Total balls - 12.
1st pick ( I need a blue) P(Blue) = No of blue balls/ Total = 5/12
At this point I have a blue ball for sure as my first pick.
2nd Pick : P(Green) = N(Green)/Total-1 = 4/11
Again, now I have a blue first and the green second.
3rd pick: P(yellow) = N(yellow)/Total - 2 = 3/10
So, P(BGY) in that order = 5/12 * 4/11 * 3/10 = 1/22.
So the order of the balls should be BGY. Now since there can be 6 possibilities of drawing 1 B, 1 G and 1 Y balls, so probability of B then G and then Y should be (probability of drawing 1B, 1G and 1Y), divided by 6.
Since we consider only a particular order here, we won't have 6 ways of getting BGY, we have only one way of getting that order, BGY can be arranged among themselves in 3! = 6 ways, but that would consider all arrangements you have mentioned. (BYG,YGB etc)

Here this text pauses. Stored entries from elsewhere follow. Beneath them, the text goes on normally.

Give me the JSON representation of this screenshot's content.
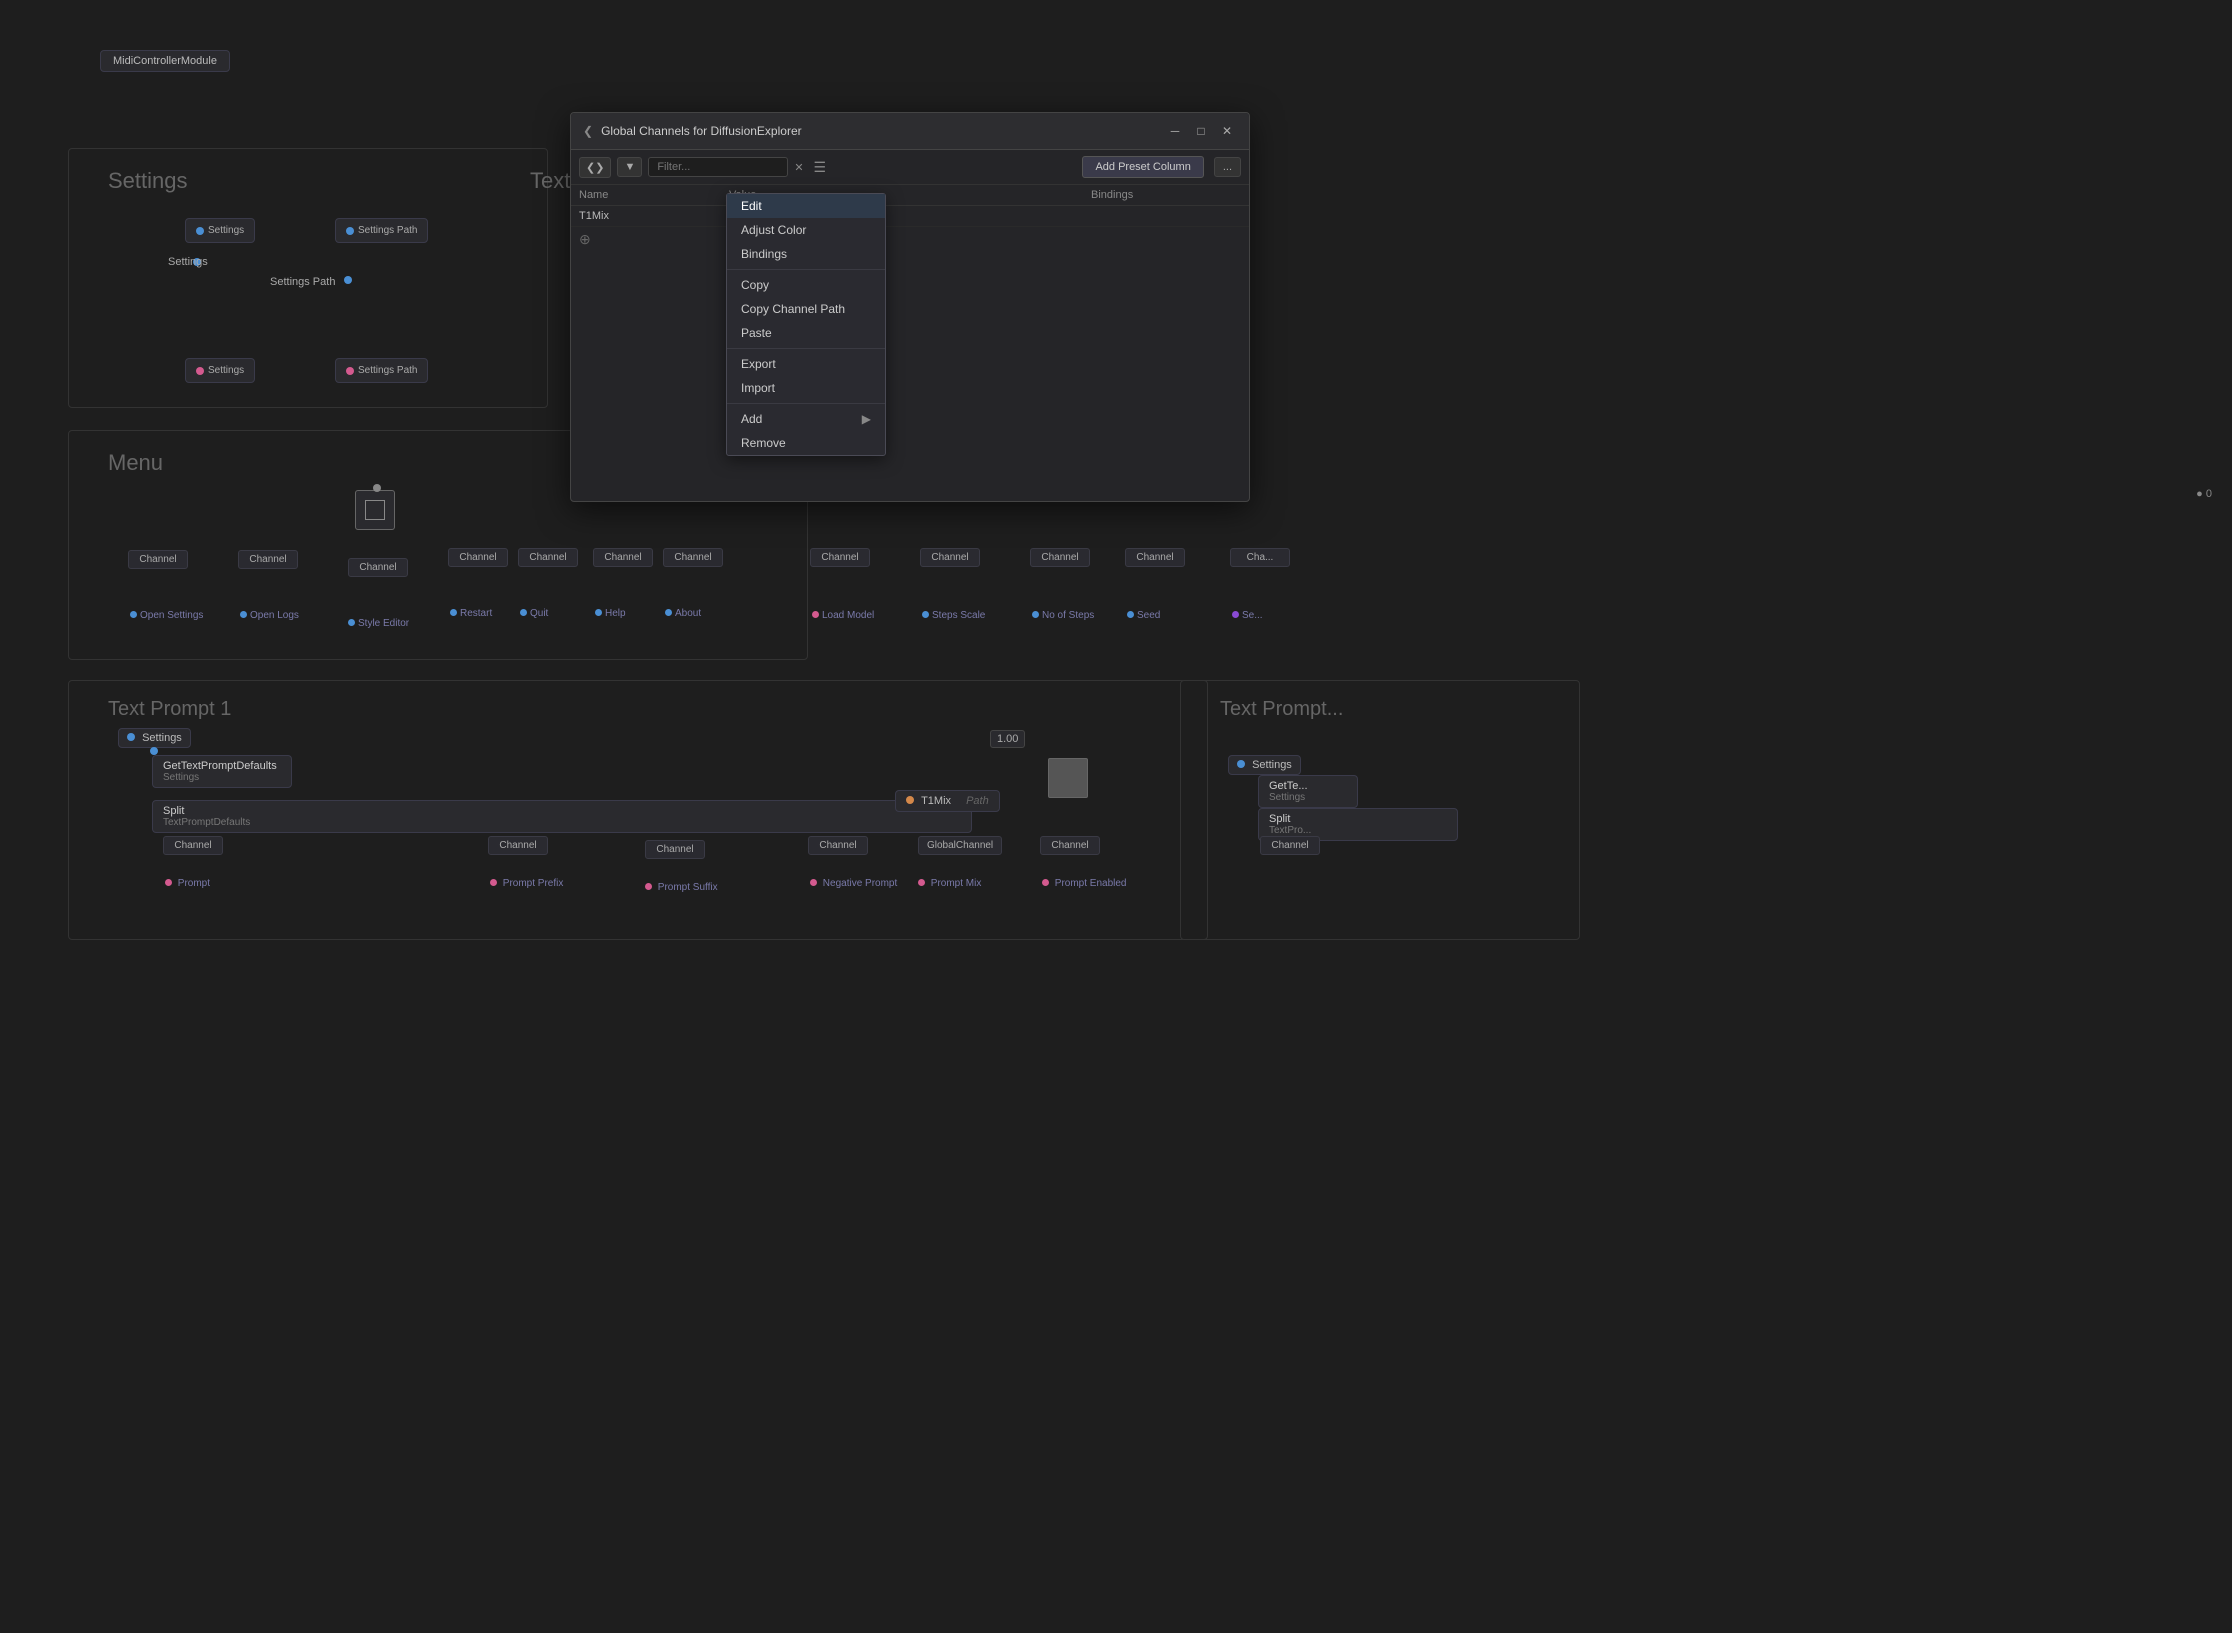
{
  "app": {
    "bg_color": "#1a1a1a"
  },
  "midi_node": {
    "label": "MidiControllerModule"
  },
  "settings_section": {
    "title": "Settings",
    "nodes": [
      {
        "label": "Settings",
        "type": "settings"
      },
      {
        "label": "Settings Path",
        "type": "settings_path"
      },
      {
        "label": "Settings",
        "port": "bottom"
      },
      {
        "label": "Settings Path",
        "port": "bottom"
      }
    ]
  },
  "texture_section": {
    "title": "Textu..."
  },
  "menu_section": {
    "title": "Menu",
    "channels": [
      "Channel",
      "Channel",
      "Channel",
      "Channel",
      "Channel",
      "Channel",
      "Channel"
    ],
    "labels": [
      "Open Settings",
      "Open Logs",
      "Style Editor",
      "Restart",
      "Quit",
      "Help",
      "About"
    ]
  },
  "right_menu_channels": {
    "channels": [
      "Channel",
      "Channel",
      "Channel",
      "Channel",
      "Cha..."
    ],
    "labels": [
      "Load Model",
      "Steps Scale",
      "No of Steps",
      "Seed",
      "Se..."
    ]
  },
  "modal": {
    "title": "Global Channels for DiffusionExplorer",
    "filter_placeholder": "Filter...",
    "columns": [
      "Name",
      "Value",
      "Bindings"
    ],
    "rows": [
      {
        "name": "T1Mix",
        "value": "",
        "bindings": ""
      }
    ],
    "add_preset_btn": "Add Preset Column",
    "more_btn": "..."
  },
  "context_menu": {
    "items": [
      {
        "label": "Edit",
        "highlighted": true
      },
      {
        "label": "Adjust Color"
      },
      {
        "label": "Bindings"
      },
      {
        "label": "Copy"
      },
      {
        "label": "Copy Channel Path"
      },
      {
        "label": "Paste"
      },
      {
        "label": "Export"
      },
      {
        "label": "Import"
      },
      {
        "label": "Add",
        "has_arrow": true
      },
      {
        "label": "Remove"
      }
    ]
  },
  "text_prompt_1": {
    "title": "Text Prompt 1",
    "nodes": [
      {
        "label": "GetTextPromptDefaults",
        "sublabel": "Settings"
      },
      {
        "label": "Split",
        "sublabel": "TextPromptDefaults"
      },
      {
        "label": "Settings",
        "type": "input"
      }
    ],
    "channels": [
      "Channel",
      "Channel",
      "Channel",
      "Channel",
      "GlobalChannel",
      "Channel"
    ],
    "channel_labels": [
      "Prompt",
      "Prompt Prefix",
      "Prompt Suffix",
      "Negative Prompt",
      "Prompt Mix",
      "Prompt Enabled"
    ],
    "t1mix_label": "T1Mix",
    "path_label": "Path",
    "value": "1.00"
  },
  "text_prompt_2": {
    "title": "Text Prompt...",
    "nodes": [
      {
        "label": "GetTe...",
        "sublabel": "Settings"
      }
    ]
  },
  "icons": {
    "collapse": "❮",
    "filter_arrow": "▼",
    "clear_filter": "✕",
    "lines": "☰",
    "minimize": "─",
    "maximize": "□",
    "close": "✕",
    "arrow_right": "▶",
    "plus": "⊕",
    "settings_dot": "●"
  }
}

The difference is we already account for the order by doing this. If that was not the case, the first ball we pick up would be any one of the 3 colors, so probability should be 1 because it will certainly be a B,G or a Y. But we do 5/12 for the first because we only want a blue ball as our first pick.
Get it? I am not sure if I explain it well here.